Mr Frydenberg acknowledged that key three Ps of our economic growth – population, participation and productivity – had all caught a bad dose of the ’rona.

The most stunning preview of budget bad news was on the population front.

Back in July, the government thought net overseas migration would plunge from 154,000 in 2019-20 to about 31,000 this financial year. It’s going to be much worse than that.

“The Budget is expected” – well, the Treasurer should know – “to reveal a substantial decline in net overseas migration, compared with the figures in the July update, with net migration outflows now likely in both 2020-21 and 2021-22,” Mr Frydenberg said. And the emphatic italics are his.

“While migration will eventually return to the levels we are accustomed to, lost migrants will not be replaced.

“And given our migrant workers tend, on average, to be younger, this will lower labour force participation and average hours worked across the economy into the future.”

The negative migration impact comes on top of the forecast that our fertility rate is dropping to its lowest level since World War 1.

The most popular word in economics at present is “scarring”. Our economy will carry the ’rona recession’s scars for many years.

The loss of jobs and employment prospects mean fewer people will be participating in the workforce because of unemployment, underemployment and discouraged job seekers.

“With high levels of spare capacity in the economy, it will be some time before inflation returns to the mid-point of the Reserve Bank’s target range,” said Mr Frydenberg with considerable understatement.

“And wages growth is also likely to remain subdued for at least the next few years, until the jobs market tightens.”

You don’t say!
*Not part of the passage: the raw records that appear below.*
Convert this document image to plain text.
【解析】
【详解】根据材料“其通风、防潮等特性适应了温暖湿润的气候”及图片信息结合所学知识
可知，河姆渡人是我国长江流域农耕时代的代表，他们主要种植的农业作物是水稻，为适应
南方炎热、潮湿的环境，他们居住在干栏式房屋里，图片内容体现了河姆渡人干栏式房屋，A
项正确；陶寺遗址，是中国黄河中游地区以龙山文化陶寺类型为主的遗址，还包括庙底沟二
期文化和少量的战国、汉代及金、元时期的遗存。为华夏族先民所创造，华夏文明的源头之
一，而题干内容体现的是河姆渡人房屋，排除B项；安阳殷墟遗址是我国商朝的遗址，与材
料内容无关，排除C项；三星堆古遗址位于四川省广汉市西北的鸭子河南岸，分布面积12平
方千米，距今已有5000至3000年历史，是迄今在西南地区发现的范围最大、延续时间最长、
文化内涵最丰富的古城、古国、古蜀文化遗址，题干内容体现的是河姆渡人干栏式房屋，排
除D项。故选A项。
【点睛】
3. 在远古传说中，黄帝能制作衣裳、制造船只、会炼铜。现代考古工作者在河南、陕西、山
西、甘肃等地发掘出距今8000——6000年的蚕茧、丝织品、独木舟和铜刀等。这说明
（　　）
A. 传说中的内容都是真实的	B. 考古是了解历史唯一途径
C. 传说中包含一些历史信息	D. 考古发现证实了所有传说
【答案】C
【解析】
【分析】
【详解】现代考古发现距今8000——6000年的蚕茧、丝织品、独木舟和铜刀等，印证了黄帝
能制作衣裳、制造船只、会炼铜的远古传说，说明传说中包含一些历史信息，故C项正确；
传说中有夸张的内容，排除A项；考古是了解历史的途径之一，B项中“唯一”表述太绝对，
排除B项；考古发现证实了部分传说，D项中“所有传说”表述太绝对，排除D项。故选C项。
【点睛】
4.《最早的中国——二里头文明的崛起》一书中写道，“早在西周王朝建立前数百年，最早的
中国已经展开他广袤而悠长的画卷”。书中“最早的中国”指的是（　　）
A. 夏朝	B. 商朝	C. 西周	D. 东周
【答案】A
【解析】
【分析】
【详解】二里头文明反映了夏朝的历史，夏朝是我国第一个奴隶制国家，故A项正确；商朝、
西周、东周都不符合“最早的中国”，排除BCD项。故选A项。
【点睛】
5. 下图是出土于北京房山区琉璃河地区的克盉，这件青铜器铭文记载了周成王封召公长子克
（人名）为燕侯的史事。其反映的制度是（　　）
Wages growth has been “subdued” for the past half dozen years – our biggest domestic economic problem, one the government had not faced up to. That already “subdued” growth is now to be poleaxed.

Consumers without wage rises and with employment uncertainty are cautious about spending, meaning lower profits for companies that are themselves scarred and uncertain, meaning companies have spare capacity and are less likely to invest, meaning lower productivity.

So it looks like the money will indeed flow on October 6. There remains the question, though, of how wisely it will be spent, how much stubborn neoliberal ideology overshadows the most effective investments.

Tax cuts for the relatively well-off as our progressive tax system is flattened or investment in our future? Handouts for a few developers or employment-rich extra social housing?

Mr Frydenberg’s speech remained rich with conservative dogma for the base, still sticking with the nonsense “magic number” of 23.9 for the ratio of tax to GDP, still promising to maintain “our emphasis on fiscal discipline, lower taxes, containing the size of government and investing in a strong economy”, still refusing to see that tax revenue used for public investment can be a particularly fine thing when private investment is weak.

But with the Three Ps in such deep trouble, the government has no choice but to try to stimulate the economy, both for Australia’s sake and the Coalition’s.

Recessions have a habit of changing governments. The last three all played major roles in dispatching prime ministers Whitlam, Fraser and Keating (whose political demise was delayed for three years by John Hewson’s GST birthday cake).

It will be a very interesting budget.